Reversing formulas containing exponents

Question

I have these 4 formulas

e = 4 * n^0.6
e = n^3
e = 1.2 * n^3 - 15 * n^2 + 100*n - 140
e = 5 * n^0.75

They take in n and result in e

How on earth would I reverse this to take in e and result in n. I'm not very math savy is another problem.

I mean I get for addition just subtract and for multiplication just divide but even then I don't know what to do when it comes to an equation with multiple parts to it but then you also have exponents and such mixed in I don't know where to begin to reverse these formulas.

Any help or guidance would be most appreciated and this is for a personal project outside my day job, it's not school or job related but it's important to me so I really want to get this down.

Thanks in advance

Answer 1

The problem is relatively simple, and I think a little bit of formal definition will resolve the problem. First, inverse functions. Given a function $f(x)=y$, meaning a function in which we put in $x$ to get $y$, we can define a similar function, $f^{-1}(y)=x$, where we put in $y$ to get $x$. That effectively reverses the function (it’s a little more complex if the original function is not one-to-one, but that doesn’t matter with your 4 functions). To find that function $f^{-1}(y)$, we solve for $y$. For example, if we are given $y=x+1$, we get $x=y-1$.

Now, we introduce some exponent properties. $(a^b)^c=a^{b*c}$. Since raising both sides of an equation to an exponent doesn’t change the validity of the equation, we can use that to solve most of the equations. For example, with the second equation, we can raise both sides to $\frac{1}{3}$, since using the aforementioned property, we get $n$ on the right side.

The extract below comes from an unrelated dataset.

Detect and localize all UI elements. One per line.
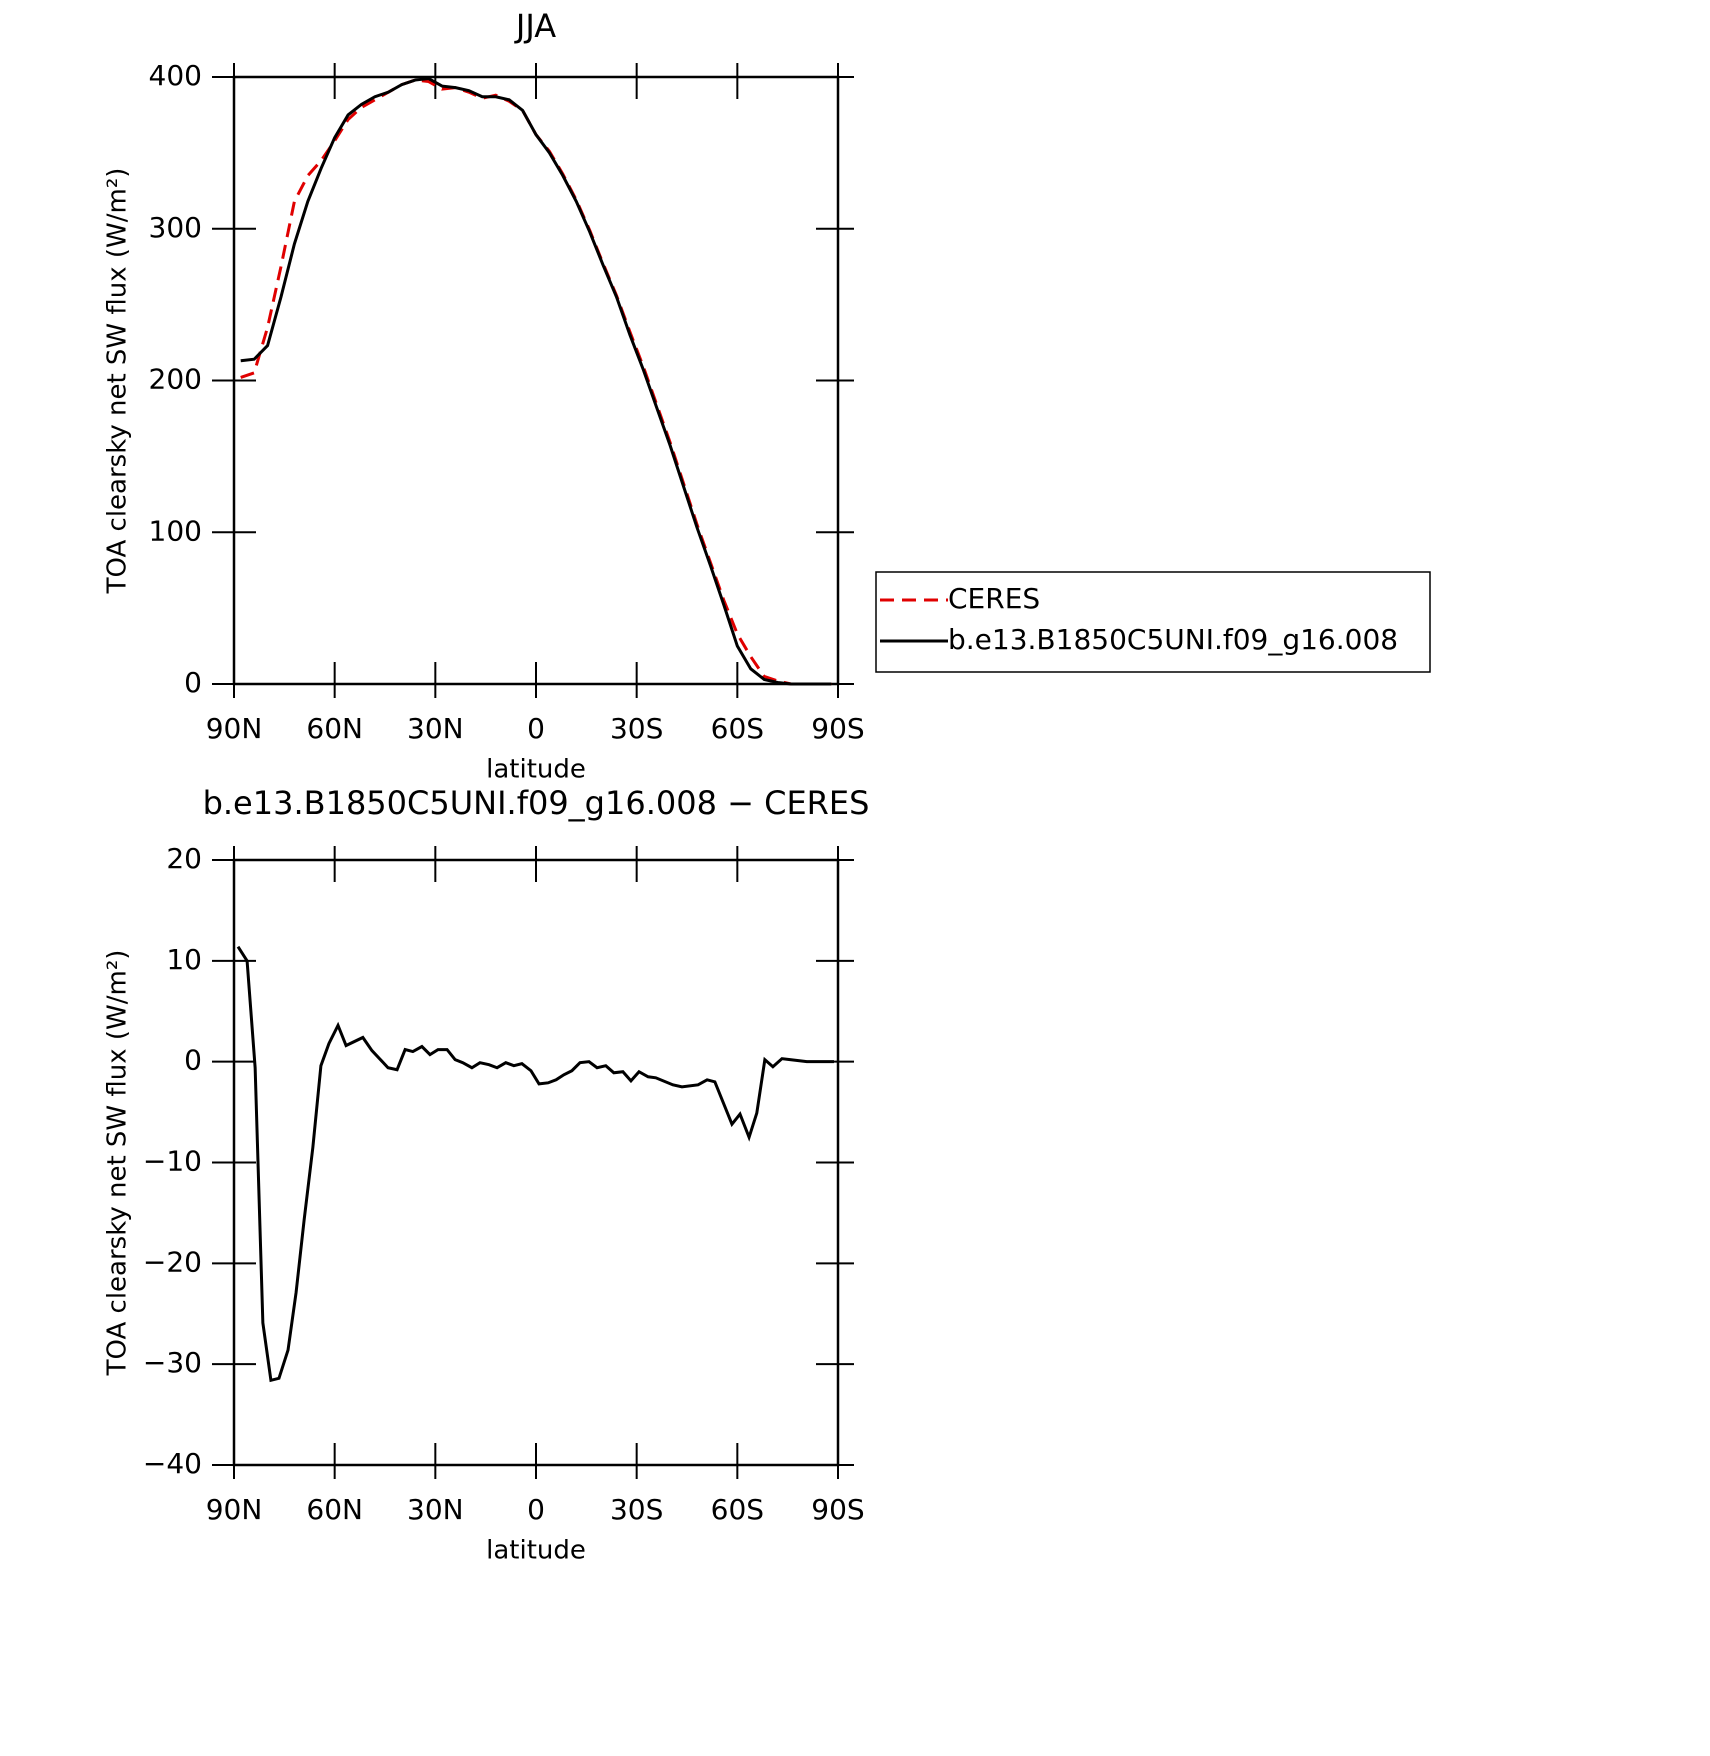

Your third equation has a very complex answer. I won’t bother giving you the method, but the answer is $4.16667-.284996z+\frac{36.5502}{z}$, where $z=(2\sqrt{(81y^2-16695y+1.3676*10^6)}-18y+1855)^\frac{1}{3}$.

Answer 2

The third equation is a cubic equation in $n$.

Using whole numbers, rewrite it as $$\frac{6 }{5}n^3-15 n^2+100 n-(140+e)=0$$ and follow the steps given in the linked Wikipedia page.

You will quickly find that the equation has only one real root and using the hyperbolic solution you should arrive to $$n=\frac{25}{6}-5 \sqrt{\frac{5}{3}} \sinh \left(\frac{1}{3} \sinh ^{-1}\left(\frac{1855-18 e}{375 \sqrt{15}}\right)\right)$$ which does not present any problem with a pocket calculator.

Answer 3

Since you are not so math savvy, I recommend to have a look at this great video of Vi Hart in which she explains that elementary algebra (including fractional exponents) is just $+1$ in a fancy way. For example, $+3 = +1+1+1$. Let's make it fancy. A product is a fancy way of $+1$. For example, $12 = 3 \times 4$ means that $12$ is equal to $+3$ when counting in a plus $4$ kind of way: $12=+4+4+4$. Even more fancy, exponentiation of $n$ is counting in a times $n$ kind of way.

For example, your second equation ($e$ is $n$ to the power $3$) means that $e$ is $+3$ when counting in a times $n$ kind of way: $e=n*n*n$. You already know what $e$ is in terms of $n$ (it's $e=n^3$) and you are interested in knowing what $n$ is in terms of $e$ (spoiler: it's $n=e^{\frac{1}{3}}$). To get to that result, observe that $n$ is one third along the way to $e$ when counting in a times $e$ kind of way:

I highly recommend to make similar plots for equations 1 and 4. Your first equation ($e = 4 \times n^{0.6}$) means that $e$ is $+4$ when counting in a plus $n^{0.6}$ kind of way, so with a similar observation made when solving your second equation, $n^{0.6}$ is $\frac{1}{4}$ when counting in a plus $e$ kind of way. Moreover $0.6 = \frac{3}{5}$, so $\frac{e}{4} = n^{\frac{3}{5}}$. Making again a similar observation as before, you'll find $n = \left(\frac{e}{4}\right)^{\frac{5}{3}}$.

The fourth equation is similar as the first one. Just replace the factor $4$ with a factor $5$ and the exponent $0.6 = \frac{3}{5}$ with $0.75 = \frac{3}{4}$. You'll obtain $n = \left(\frac{e}{5}\right)^{\frac{4}{3}}$.

I hope that helps to better understand the answer of H Huang. Notice that when using $(a^b)^c=a^{b \times c}$ with $c=\frac{1}{b}$, you'll get $a$, as in the solution of your second equation $n=n^{3 \times \frac{1}{3}} = e^{\frac{1}{3}}$.

The third equation is indeed more complicated to explain, but as explained in the answer of Claude Leibovici, you need to find the solution of a cubic equation in $n$.